GGW links to a WaPo story and slideshow unveiling the six starchitect proposals for the new National Museum of African American History and Culture.

I hate them all. Every single one of them ignores the context of the National Mall and pretends to be a lone sculptural statement. Every single one would make the Mall harder to appreciate as a formal whole.
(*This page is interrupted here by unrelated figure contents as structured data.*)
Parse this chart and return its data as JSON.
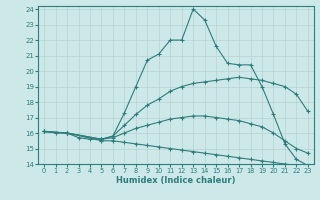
{
  "xlabel": "Humidex (Indice chaleur)",
  "bg_color": "#cde8e8",
  "line_color": "#2e7d7d",
  "xlim": [
    -0.5,
    23.5
  ],
  "ylim": [
    14,
    24.2
  ],
  "yticks": [
    14,
    15,
    16,
    17,
    18,
    19,
    20,
    21,
    22,
    23,
    24
  ],
  "xticks": [
    0,
    1,
    2,
    3,
    4,
    5,
    6,
    7,
    8,
    9,
    10,
    11,
    12,
    13,
    14,
    15,
    16,
    17,
    18,
    19,
    20,
    21,
    22,
    23
  ],
  "line1_x": [
    0,
    1,
    2,
    3,
    4,
    5,
    6,
    7,
    8,
    9,
    10,
    11,
    12,
    13,
    14,
    15,
    16,
    17,
    18,
    19,
    20,
    21,
    22,
    23
  ],
  "line1_y": [
    16.1,
    16.0,
    16.0,
    15.7,
    15.6,
    15.6,
    15.8,
    17.3,
    19.0,
    20.7,
    21.1,
    22.0,
    22.0,
    24.0,
    23.3,
    21.6,
    20.5,
    20.4,
    20.4,
    19.0,
    17.2,
    15.3,
    14.3,
    13.9
  ],
  "line2_x": [
    0,
    2,
    5,
    6,
    7,
    8,
    9,
    10,
    11,
    12,
    13,
    14,
    15,
    16,
    17,
    18,
    19,
    20,
    21,
    22,
    23
  ],
  "line2_y": [
    16.1,
    16.0,
    15.6,
    15.8,
    16.5,
    17.2,
    17.8,
    18.2,
    18.7,
    19.0,
    19.2,
    19.3,
    19.4,
    19.5,
    19.6,
    19.5,
    19.4,
    19.2,
    19.0,
    18.5,
    17.4
  ],
  "line3_x": [
    0,
    2,
    5,
    6,
    7,
    8,
    9,
    10,
    11,
    12,
    13,
    14,
    15,
    16,
    17,
    18,
    19,
    20,
    21,
    22,
    23
  ],
  "line3_y": [
    16.1,
    16.0,
    15.6,
    15.7,
    16.0,
    16.3,
    16.5,
    16.7,
    16.9,
    17.0,
    17.1,
    17.1,
    17.0,
    16.9,
    16.8,
    16.6,
    16.4,
    16.0,
    15.5,
    15.0,
    14.7
  ],
  "line4_x": [
    0,
    2,
    5,
    6,
    7,
    8,
    9,
    10,
    11,
    12,
    13,
    14,
    15,
    16,
    17,
    18,
    19,
    20,
    21,
    22,
    23
  ],
  "line4_y": [
    16.1,
    16.0,
    15.5,
    15.5,
    15.4,
    15.3,
    15.2,
    15.1,
    15.0,
    14.9,
    14.8,
    14.7,
    14.6,
    14.5,
    14.4,
    14.3,
    14.2,
    14.1,
    14.0,
    13.9,
    13.85
  ]
}
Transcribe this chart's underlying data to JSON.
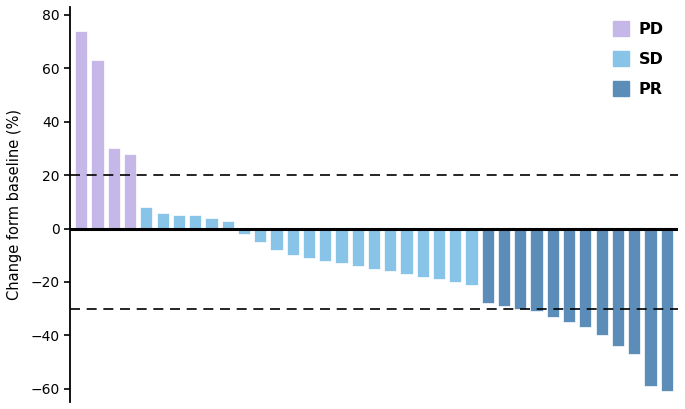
{
  "values": [
    74,
    63,
    30,
    28,
    8,
    6,
    5,
    5,
    4,
    3,
    -2,
    -5,
    -8,
    -10,
    -11,
    -12,
    -13,
    -14,
    -15,
    -16,
    -17,
    -18,
    -19,
    -20,
    -21,
    -28,
    -29,
    -30,
    -31,
    -33,
    -35,
    -37,
    -40,
    -44,
    -47,
    -59,
    -61
  ],
  "categories": [
    "PD",
    "PD",
    "PD",
    "PD",
    "SD",
    "SD",
    "SD",
    "SD",
    "SD",
    "SD",
    "SD",
    "SD",
    "SD",
    "SD",
    "SD",
    "SD",
    "SD",
    "SD",
    "SD",
    "SD",
    "SD",
    "SD",
    "SD",
    "SD",
    "SD",
    "PR",
    "PR",
    "PR",
    "PR",
    "PR",
    "PR",
    "PR",
    "PR",
    "PR",
    "PR",
    "PR",
    "PR"
  ],
  "colors": {
    "PD": "#c5b8e8",
    "SD": "#87c4e8",
    "PR": "#5b8db8"
  },
  "ylabel": "Change form baseline (%)",
  "ylim": [
    -65,
    83
  ],
  "yticks": [
    -60,
    -40,
    -20,
    0,
    20,
    40,
    60,
    80
  ],
  "dashed_lines": [
    20,
    -30
  ],
  "zero_line": 0,
  "background_color": "#ffffff",
  "bar_width": 0.75,
  "bar_edgecolor": "white",
  "bar_edgewidth": 0.5
}
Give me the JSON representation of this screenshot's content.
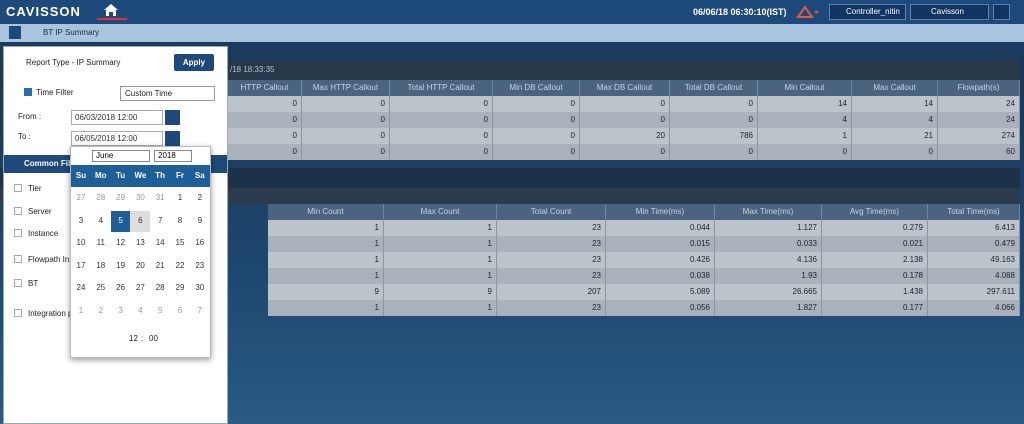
{
  "header": {
    "logo": "CAVISSON",
    "datetime": "06/06/18 06:30:10(IST)",
    "controller": "Controller_nitin",
    "user": "Cavisson"
  },
  "breadcrumb": "BT IP Summary",
  "table1": {
    "timestamp": "/18 18:33:35",
    "columns": [
      "HTTP Callout",
      "Max HTTP Callout",
      "Total HTTP Callout",
      "Min DB Callout",
      "Max DB Callout",
      "Total DB Callout",
      "Min Callout",
      "Max Callout",
      "Flowpath(s)"
    ],
    "rows": [
      [
        "0",
        "0",
        "0",
        "0",
        "0",
        "0",
        "14",
        "14",
        "24"
      ],
      [
        "0",
        "0",
        "0",
        "0",
        "0",
        "0",
        "4",
        "4",
        "24"
      ],
      [
        "0",
        "0",
        "0",
        "0",
        "20",
        "786",
        "1",
        "21",
        "274"
      ],
      [
        "0",
        "0",
        "0",
        "0",
        "0",
        "0",
        "0",
        "0",
        "60"
      ]
    ]
  },
  "table2": {
    "columns": [
      "Min Count",
      "Max Count",
      "Total Count",
      "Min Time(ms)",
      "Max Time(ms)",
      "Avg Time(ms)",
      "Total Time(ms)"
    ],
    "rows": [
      [
        "1",
        "1",
        "23",
        "0.044",
        "1.127",
        "0.279",
        "6.413"
      ],
      [
        "1",
        "1",
        "23",
        "0.015",
        "0.033",
        "0.021",
        "0.479"
      ],
      [
        "1",
        "1",
        "23",
        "0.426",
        "4.136",
        "2.138",
        "49.163"
      ],
      [
        "1",
        "1",
        "23",
        "0.038",
        "1.93",
        "0.178",
        "4.088"
      ],
      [
        "9",
        "9",
        "207",
        "5.089",
        "26.665",
        "1.438",
        "297.611"
      ],
      [
        "1",
        "1",
        "23",
        "0.056",
        "1.827",
        "0.177",
        "4.066"
      ]
    ]
  },
  "panel": {
    "report_type": "Report Type - IP Summary",
    "apply": "Apply",
    "time_filter": "Time Filter",
    "time_option": "Custom Time",
    "from_label": "From :",
    "from_value": "06/03/2018 12:00",
    "to_label": "To :",
    "to_value": "06/05/2018 12:00",
    "common_filters": "Common Filt",
    "filters": [
      "Tier",
      "Server",
      "Instance",
      "Flowpath In",
      "BT",
      "Integration p"
    ]
  },
  "calendar": {
    "month": "June",
    "year": "2018",
    "weekdays": [
      "Su",
      "Mo",
      "Tu",
      "We",
      "Th",
      "Fr",
      "Sa"
    ],
    "weeks": [
      [
        "27",
        "28",
        "29",
        "30",
        "31",
        "1",
        "2"
      ],
      [
        "3",
        "4",
        "5",
        "6",
        "7",
        "8",
        "9"
      ],
      [
        "10",
        "11",
        "12",
        "13",
        "14",
        "15",
        "16"
      ],
      [
        "17",
        "18",
        "19",
        "20",
        "21",
        "22",
        "23"
      ],
      [
        "24",
        "25",
        "26",
        "27",
        "28",
        "29",
        "30"
      ],
      [
        "1",
        "2",
        "3",
        "4",
        "5",
        "6",
        "7"
      ]
    ],
    "hour": "12",
    "separator": ":",
    "minute": "00"
  }
}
Devrouax: Derivative of the National Gallery East Wing, only boring. Almost a total lack of human-scale details.
Diller: Slick CAD rendering, but what would this even look like in real life? An utterly incomprehensible and ridiculous proposal.
Foster: A suburban bunker invisible from the street. Totally the wrong building for the context.
Freelon: Didn’t society already collectively agree that brutalism sucks?
Moody: A good design if this were a museum about mining located somewhere in the mountains. A giant stone slab facing the street is not good urbanism. It’s not interesting either.
Moshe: Probably the least offensive of the lot, but will someone explain to me why glass curtain walls and wavy Gehry lines are taken seriously as “progressive”.

See the WaPo slideshow for larger images

The National Mall is not a sculpture garden writ large. It is a formal “outdoor room” to be framed by buildings that collectively add to a whole greater than the sum of their parts. It’s an embarrassment to the architecture profession that the so-called best and brightest are so constrained by the dogma of modernism that not one of six teams even tried to present a context-sensitive design. Will a real architect – one interested in designing buildings for a city rather than a lone hilltop – please stand up?